“I don’t know what you do,” Andy told the young singer-comedian. “But you do it very well.”
For Andy Griffith, who died July 3 at age 86, there may have a level of self-recognition in that observation. Ten years earlier, Andy himself had exploded into the public eye with a gentle kind of standup humor, a conversational style that ran counter to the brash Borscht Belt brand of comedy that was then the rage. In his down-home, aw-shucks manner, Andy told, most famously, of his chance visit to a football game in which, by his estimation, a “bunchful of men . . . take that punkin, and run from one end of the cow pasture to the other without either gettin’ knocked down or steppin’ in somethin’.”
That’s not to say that Andy always played it safe. In his very first movie, 1956’s A Face in the Crowd, he played one of the screen’s truly dark characters: a manipulative, cynical hayseed who uses his good-old-boy persona to become a TV demagogue. If you haven’t seen A Face in the Crowd, rent it — Griffith is such a convincing villain you’ll momentarily forget the 60 years of universal goodwill he nurtured afterward.
In the years surrounding A Face in the Crowd, Griffith honed his sweet country boy character in No Time for Sergeants, a TV play that became a Broadway hit and finally a successful motion picture (I remember my mother telling me about having seen the play at the Alvin Theater, and looking back I think she might have been a little bit in love with Andy).

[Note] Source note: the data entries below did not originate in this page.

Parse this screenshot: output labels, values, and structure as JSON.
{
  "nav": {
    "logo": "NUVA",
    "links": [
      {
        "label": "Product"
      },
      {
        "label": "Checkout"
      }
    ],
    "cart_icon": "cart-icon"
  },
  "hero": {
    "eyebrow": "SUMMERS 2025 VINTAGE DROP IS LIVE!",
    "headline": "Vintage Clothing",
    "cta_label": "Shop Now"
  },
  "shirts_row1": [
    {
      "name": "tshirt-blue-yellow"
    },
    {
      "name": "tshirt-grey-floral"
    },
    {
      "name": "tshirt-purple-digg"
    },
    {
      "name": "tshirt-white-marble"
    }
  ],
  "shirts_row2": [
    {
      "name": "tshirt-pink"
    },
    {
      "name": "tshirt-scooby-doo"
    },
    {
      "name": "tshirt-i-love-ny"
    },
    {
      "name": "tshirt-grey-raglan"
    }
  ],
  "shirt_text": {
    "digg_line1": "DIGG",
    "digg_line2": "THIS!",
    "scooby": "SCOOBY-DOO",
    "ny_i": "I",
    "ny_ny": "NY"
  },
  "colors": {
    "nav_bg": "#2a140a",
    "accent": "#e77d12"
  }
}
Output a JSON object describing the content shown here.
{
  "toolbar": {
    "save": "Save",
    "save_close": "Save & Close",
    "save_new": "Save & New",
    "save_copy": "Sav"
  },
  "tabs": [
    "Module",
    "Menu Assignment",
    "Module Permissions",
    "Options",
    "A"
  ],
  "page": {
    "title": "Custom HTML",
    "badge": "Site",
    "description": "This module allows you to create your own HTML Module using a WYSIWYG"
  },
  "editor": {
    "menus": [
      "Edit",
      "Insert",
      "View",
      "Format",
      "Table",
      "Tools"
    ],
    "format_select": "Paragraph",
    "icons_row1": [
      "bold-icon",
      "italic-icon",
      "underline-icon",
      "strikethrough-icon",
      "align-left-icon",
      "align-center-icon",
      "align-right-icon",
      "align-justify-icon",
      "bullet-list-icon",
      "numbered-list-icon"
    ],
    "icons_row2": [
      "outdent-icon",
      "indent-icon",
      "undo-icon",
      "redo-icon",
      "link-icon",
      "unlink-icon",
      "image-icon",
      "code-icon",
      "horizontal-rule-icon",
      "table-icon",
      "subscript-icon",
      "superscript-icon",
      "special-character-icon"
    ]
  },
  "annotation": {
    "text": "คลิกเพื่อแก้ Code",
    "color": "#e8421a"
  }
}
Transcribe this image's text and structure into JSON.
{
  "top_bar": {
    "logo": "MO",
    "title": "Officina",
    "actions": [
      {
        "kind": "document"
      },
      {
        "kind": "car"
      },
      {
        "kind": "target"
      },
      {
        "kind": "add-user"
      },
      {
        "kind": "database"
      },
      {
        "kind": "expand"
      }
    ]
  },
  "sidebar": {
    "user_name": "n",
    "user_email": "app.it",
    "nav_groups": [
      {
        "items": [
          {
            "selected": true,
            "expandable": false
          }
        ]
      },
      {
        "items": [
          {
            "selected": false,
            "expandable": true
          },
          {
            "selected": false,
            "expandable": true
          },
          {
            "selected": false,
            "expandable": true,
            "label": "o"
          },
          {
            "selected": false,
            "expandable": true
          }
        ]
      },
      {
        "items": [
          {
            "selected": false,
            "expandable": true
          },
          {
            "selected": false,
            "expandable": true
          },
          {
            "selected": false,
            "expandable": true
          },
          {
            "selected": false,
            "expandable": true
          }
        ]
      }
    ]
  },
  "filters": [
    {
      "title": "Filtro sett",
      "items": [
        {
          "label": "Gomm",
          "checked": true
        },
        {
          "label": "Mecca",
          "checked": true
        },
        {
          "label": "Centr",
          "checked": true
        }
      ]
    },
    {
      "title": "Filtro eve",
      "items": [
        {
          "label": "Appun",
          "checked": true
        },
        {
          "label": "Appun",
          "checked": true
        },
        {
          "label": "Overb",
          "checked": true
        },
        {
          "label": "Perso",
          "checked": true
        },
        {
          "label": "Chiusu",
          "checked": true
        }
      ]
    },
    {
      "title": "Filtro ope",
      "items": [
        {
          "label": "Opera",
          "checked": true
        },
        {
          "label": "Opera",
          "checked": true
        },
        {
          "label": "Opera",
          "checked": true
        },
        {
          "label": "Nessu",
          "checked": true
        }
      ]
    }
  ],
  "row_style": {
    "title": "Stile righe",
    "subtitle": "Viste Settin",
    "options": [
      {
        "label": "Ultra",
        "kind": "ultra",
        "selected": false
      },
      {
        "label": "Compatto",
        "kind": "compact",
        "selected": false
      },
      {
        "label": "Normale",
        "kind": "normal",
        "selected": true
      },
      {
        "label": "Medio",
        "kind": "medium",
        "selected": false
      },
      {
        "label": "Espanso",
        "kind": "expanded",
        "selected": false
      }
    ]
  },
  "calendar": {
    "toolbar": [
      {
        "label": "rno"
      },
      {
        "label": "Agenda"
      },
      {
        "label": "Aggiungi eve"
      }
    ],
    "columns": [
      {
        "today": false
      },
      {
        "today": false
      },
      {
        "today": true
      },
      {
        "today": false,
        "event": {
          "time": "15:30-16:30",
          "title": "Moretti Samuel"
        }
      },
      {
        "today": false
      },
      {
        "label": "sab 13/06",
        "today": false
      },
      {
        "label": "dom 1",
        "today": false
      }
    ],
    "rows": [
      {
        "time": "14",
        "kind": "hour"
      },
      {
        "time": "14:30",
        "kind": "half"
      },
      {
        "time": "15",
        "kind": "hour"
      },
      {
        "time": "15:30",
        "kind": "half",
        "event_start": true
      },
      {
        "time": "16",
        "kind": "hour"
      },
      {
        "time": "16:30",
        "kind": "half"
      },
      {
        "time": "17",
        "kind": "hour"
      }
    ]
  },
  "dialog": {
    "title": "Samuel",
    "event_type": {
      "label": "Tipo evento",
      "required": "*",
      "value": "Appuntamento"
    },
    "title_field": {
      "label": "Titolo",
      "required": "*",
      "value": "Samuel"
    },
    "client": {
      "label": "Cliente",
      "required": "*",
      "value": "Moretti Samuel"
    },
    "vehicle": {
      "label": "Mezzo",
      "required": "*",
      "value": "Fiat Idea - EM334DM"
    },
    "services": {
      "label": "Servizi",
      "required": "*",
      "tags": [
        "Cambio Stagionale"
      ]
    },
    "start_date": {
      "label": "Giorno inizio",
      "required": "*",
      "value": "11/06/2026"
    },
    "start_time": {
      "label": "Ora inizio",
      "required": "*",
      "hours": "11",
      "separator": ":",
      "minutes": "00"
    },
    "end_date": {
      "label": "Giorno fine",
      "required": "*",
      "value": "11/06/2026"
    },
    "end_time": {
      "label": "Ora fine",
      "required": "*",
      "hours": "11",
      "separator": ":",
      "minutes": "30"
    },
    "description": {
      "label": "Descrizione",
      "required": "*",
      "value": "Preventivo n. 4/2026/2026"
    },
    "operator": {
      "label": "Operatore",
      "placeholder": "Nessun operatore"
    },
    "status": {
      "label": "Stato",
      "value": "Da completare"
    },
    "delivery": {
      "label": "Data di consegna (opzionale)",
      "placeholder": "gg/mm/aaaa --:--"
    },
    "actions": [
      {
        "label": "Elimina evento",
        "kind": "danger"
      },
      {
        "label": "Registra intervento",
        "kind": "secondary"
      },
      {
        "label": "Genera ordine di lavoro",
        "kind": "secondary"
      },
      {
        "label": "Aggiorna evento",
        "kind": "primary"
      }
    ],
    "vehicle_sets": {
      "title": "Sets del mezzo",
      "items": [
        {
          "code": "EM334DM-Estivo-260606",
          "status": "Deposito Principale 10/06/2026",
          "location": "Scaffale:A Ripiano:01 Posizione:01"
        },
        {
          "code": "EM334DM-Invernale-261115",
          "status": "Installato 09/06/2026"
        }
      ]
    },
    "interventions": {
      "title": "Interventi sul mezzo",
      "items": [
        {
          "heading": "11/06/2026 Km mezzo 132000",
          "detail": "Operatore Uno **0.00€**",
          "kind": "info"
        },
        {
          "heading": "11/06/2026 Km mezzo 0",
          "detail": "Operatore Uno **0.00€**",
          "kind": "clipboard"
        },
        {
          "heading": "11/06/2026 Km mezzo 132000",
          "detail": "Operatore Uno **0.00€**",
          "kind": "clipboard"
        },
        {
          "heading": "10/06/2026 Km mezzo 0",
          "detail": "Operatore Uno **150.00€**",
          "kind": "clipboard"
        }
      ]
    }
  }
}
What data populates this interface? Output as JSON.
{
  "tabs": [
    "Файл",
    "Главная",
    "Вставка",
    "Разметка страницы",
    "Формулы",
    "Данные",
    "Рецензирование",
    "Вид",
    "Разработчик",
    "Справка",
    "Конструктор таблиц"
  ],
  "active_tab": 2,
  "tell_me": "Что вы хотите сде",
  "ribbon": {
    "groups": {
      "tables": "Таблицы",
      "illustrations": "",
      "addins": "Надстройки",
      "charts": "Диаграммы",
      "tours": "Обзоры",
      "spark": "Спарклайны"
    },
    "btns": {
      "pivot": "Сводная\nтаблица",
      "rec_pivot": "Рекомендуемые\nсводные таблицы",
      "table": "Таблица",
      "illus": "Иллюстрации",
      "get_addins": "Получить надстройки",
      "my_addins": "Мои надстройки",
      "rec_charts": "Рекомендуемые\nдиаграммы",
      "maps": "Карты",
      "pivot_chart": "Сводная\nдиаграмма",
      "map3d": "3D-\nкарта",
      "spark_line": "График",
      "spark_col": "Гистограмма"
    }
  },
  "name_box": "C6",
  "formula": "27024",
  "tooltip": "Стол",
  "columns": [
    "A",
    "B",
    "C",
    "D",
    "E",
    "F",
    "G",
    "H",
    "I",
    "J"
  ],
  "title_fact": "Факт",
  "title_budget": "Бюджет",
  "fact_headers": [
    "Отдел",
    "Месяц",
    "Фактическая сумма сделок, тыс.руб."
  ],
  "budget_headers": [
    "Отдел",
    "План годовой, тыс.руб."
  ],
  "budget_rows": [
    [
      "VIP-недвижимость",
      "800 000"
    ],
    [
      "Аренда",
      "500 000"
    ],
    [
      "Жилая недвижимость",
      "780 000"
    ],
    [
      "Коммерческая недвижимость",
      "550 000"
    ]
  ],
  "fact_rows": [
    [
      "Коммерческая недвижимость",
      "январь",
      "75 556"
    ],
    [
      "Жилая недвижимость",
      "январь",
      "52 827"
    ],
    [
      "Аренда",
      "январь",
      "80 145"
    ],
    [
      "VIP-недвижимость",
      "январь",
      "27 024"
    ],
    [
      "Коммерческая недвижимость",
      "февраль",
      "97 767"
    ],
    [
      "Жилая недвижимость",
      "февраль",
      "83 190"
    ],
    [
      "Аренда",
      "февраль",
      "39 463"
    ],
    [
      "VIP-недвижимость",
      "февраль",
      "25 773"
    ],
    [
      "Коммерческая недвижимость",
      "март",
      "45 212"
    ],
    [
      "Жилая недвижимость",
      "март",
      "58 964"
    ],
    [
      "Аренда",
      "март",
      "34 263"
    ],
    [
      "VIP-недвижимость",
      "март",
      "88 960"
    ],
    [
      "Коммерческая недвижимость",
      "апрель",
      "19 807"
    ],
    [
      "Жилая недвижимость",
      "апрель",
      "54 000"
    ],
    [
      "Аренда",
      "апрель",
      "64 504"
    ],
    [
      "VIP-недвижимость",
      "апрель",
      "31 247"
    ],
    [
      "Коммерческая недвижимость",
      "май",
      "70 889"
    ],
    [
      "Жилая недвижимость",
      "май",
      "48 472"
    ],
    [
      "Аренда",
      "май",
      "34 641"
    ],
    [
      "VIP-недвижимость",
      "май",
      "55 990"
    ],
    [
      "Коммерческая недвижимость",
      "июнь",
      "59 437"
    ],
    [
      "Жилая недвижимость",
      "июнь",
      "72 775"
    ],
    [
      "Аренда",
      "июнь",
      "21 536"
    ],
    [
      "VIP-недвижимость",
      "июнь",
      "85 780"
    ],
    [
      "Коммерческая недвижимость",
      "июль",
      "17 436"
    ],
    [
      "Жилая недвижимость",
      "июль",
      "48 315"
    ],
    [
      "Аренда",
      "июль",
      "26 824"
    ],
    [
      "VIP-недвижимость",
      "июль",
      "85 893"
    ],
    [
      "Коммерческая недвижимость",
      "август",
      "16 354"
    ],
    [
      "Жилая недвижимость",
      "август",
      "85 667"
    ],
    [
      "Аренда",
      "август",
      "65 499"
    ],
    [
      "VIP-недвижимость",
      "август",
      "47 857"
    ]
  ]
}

Sergeants was such a smash Andy was clearly stuck with his smiling, small-town persona for good. And for a couple of years, that seemed like it might become his show-biz epitaph.
But Danny Thomas and his TV producer pal Sheldon Leonard saw something there. They devised a whole show around Andy, setting it in the fictional town of Mayberry, North Carolina — modeled after Andy’s real home town, Mount Airy. Sheriff Andy Taylor was introduced in an episode of Thomas’ series Make Room for Daddy, and everything fell into place, as Andy would say, from the git-go.
Surrounded by colorful characters like Nabors’ Gomer Pyle, Don Knotts’ Deputy Barney Fife, and Frances Bavier’s Aunt Bee, Andy was the calm center in an escalating whirl of weekly low-key misunderstandings. No matter how old the citizens of Mayberry were, Andy was always the rock-solid yet endlessly understanding father figure (Nabors reminded me that he was just four years younger than Andy).
Andy stuck around Mayberry for 249 episodes and became one of TV’s most beloved figures. Even after he moved on to other shows and movies, it seemed everything he did was cast in the light of his years as Sheriff Andy.
It’s odd to think of Andy as having had a life away from the black-and-white world of Mayberry, a bit disorienting to remember he was three times married and twice divorced. But he retired to his roots, and when he died he was at his home on Roanoke Island in North Carolina. Andy remained friends with his surviving Mayberrians until the end. He visited Nabors in Hawaii. He endured as a father figure to Ron Howard, who played his son Opie — and passed on values that Howard treasures to this day.
“I had a great childhood,” Howard told me a couple of years ago. “I wanted that for my family and I married a woman who has the same intention. Working on films and television shows and trying to be a good family member are the two things that I embrace and appreciate the best.”
How Mayberry is that?
So, was Andy Griffith a great actor? A role model? A signpost pointing back to simpler times?
In the end, we were never quite sure what Andy Griffith did. But he did it very well.